Von 7k,5 Aetznatron und 2k,6 Eisencarbid erhält man durchschnittlich 8k Rückstand von der Zusamensetzung
Soda
77
Proc.
Natron
2
„
Kohle
2
„
Eisen
19
„
Aus 8k Rückstand lassen sich
6k,5 Soda oder 4k,7 Aetznatron wieder gewinnen.
Beim Arbeiten mit je 6k,8 Aetznatron und 2k,36 Eisencarbid wurden 1k,13 Natrium und 5k,89 Soda erzielt, während theoretisch 1k,27 Natrium und 5k,98 Soda hätten
erhalten werden sollen.
Die Destillationszeit beträgt durchschnittlich 1,5 Stunden. Da der Ofen für 3 Tiegel
eingerichtet ist, werden in je 90 Minuten 20k,4
Aetznatron verarbeitet und 3k,4 Natrium und 17k,6 Na2CO3 erzeugt. Im Tage werden in dem Ofen 326k Natron zu 54k,4 Natrium und 282k,8 Soda umgesetzt. Der
Ofen wird mit Gas aus einem Wilson-Generator geheizt
und braucht täglich 1t,2 Kohle. Der kleine Ofen,
in dem die Tiegel zuerst erwärmt werden, dagegen bedarf nur 0l,6 in 24 Stunden. Bei 24stündiger Arbeit wurden
folgende Ergebnisse erzielt:
326k Aetznatron
70,8
M.
68k Carbid
6,3
„
Arbeit
20,0
„
Kohlen
17,0
„
Umwandlung von 282k,8 Soda
in Aetznatron
20,0
„
––––––––
Gesammtkosten
134,1
M.
Abzug von 215k
wiedergewonnenem Aetz- natron
46,6
„
––––––––
Kosten von 54k,4
Natrium
87,5
M.
Kosten von 1k
„
1,6
„
Die Tiegel sind jetzt schon 50mal benutzt worden und werden wohl 150 bis 200mal
aushalten, so daſs die Kosten derselben für 1k
Natrium weniger als 0,2 M. ausmachen. Wenn die Abnutzung der Oefen ebenfalls etwa
0,2 M. für 1k beträgt, so sind die Kosten für
Abnutzung an den Apparaten nur etwa 1/12 von denen beim gewöhnlichen Verfahren. Castner behauptet daher, Natrium für weniger als 2 M.

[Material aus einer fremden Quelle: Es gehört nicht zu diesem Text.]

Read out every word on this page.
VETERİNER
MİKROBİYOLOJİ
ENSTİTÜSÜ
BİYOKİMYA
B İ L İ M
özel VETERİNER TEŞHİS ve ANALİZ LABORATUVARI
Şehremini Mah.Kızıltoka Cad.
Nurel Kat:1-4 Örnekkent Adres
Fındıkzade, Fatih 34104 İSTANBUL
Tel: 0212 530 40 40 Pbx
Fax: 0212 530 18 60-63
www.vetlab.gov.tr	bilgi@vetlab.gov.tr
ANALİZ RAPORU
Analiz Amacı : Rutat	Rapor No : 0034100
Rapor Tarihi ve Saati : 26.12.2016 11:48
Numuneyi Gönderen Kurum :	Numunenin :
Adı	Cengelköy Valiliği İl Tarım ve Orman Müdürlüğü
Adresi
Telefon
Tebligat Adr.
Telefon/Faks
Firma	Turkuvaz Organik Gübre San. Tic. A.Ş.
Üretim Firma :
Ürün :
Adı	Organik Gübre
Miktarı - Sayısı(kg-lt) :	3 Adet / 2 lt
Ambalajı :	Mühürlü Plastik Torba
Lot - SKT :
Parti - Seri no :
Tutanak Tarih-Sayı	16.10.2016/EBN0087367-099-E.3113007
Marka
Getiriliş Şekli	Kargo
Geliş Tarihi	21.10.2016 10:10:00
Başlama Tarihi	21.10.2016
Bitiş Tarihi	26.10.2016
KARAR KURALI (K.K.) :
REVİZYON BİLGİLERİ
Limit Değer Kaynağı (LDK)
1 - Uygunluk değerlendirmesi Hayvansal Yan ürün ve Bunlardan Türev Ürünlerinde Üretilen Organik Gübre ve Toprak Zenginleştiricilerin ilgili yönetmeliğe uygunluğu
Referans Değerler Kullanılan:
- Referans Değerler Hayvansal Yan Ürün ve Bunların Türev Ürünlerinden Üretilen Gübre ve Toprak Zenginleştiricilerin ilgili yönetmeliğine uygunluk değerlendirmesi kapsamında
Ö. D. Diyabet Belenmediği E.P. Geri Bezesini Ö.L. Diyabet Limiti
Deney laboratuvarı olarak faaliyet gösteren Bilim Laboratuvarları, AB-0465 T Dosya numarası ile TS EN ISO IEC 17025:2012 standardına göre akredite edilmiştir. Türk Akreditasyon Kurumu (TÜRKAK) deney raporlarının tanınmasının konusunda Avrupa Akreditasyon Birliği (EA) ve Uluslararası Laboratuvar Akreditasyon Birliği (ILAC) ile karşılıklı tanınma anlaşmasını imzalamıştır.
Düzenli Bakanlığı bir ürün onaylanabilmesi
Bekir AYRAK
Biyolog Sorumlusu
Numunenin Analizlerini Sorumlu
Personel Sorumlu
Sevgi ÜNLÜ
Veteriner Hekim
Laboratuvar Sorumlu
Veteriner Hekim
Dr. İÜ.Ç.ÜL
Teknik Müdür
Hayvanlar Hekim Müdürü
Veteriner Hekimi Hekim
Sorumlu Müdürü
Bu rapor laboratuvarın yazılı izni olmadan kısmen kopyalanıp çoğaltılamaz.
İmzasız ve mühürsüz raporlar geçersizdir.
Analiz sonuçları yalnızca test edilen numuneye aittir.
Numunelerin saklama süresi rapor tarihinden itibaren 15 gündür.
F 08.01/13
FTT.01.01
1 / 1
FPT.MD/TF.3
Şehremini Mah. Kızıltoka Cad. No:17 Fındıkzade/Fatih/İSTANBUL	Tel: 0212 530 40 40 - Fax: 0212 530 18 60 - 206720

für 1k herstellen zu können.
Groſse Vortheile von Castner's Verfahren sind die
niedere Temperatur und Schnelligkeit, mit welcher die Natriumbildung vor sich geht.
Dabei findet keine Verstopfung der Kühler statt und der Verlust ist gering. Das
Verfahren kann auch in sehr groſsem Maſsstabe ausgeführt werden und man hofft die
Tiegel bis für 22k,6 Aetznatron zu vergröſsern.
Guſseiserne Tiegel haben sich ebenso gut bewährt als die teuren Stahltiegel.
Auch die Herstellungskosten von Kalium sind nach diesem Verfahren nicht bedeutend
höher. Der Preis des Aluminiums war bis jetzt völlig vom Natrium abhängig und betrug
30 bis 40 M. für 0k,5. Wenn aber Natrium zu 2 M.
für 1k hergestellt werden kann, wird Aluminium
wohl für etwa 15 M. auf den Markt gebracht werden können. – Castner's Verfahren kann daher auch für die billige Herstellung von
Aluminium von gröſster Tragweite werden.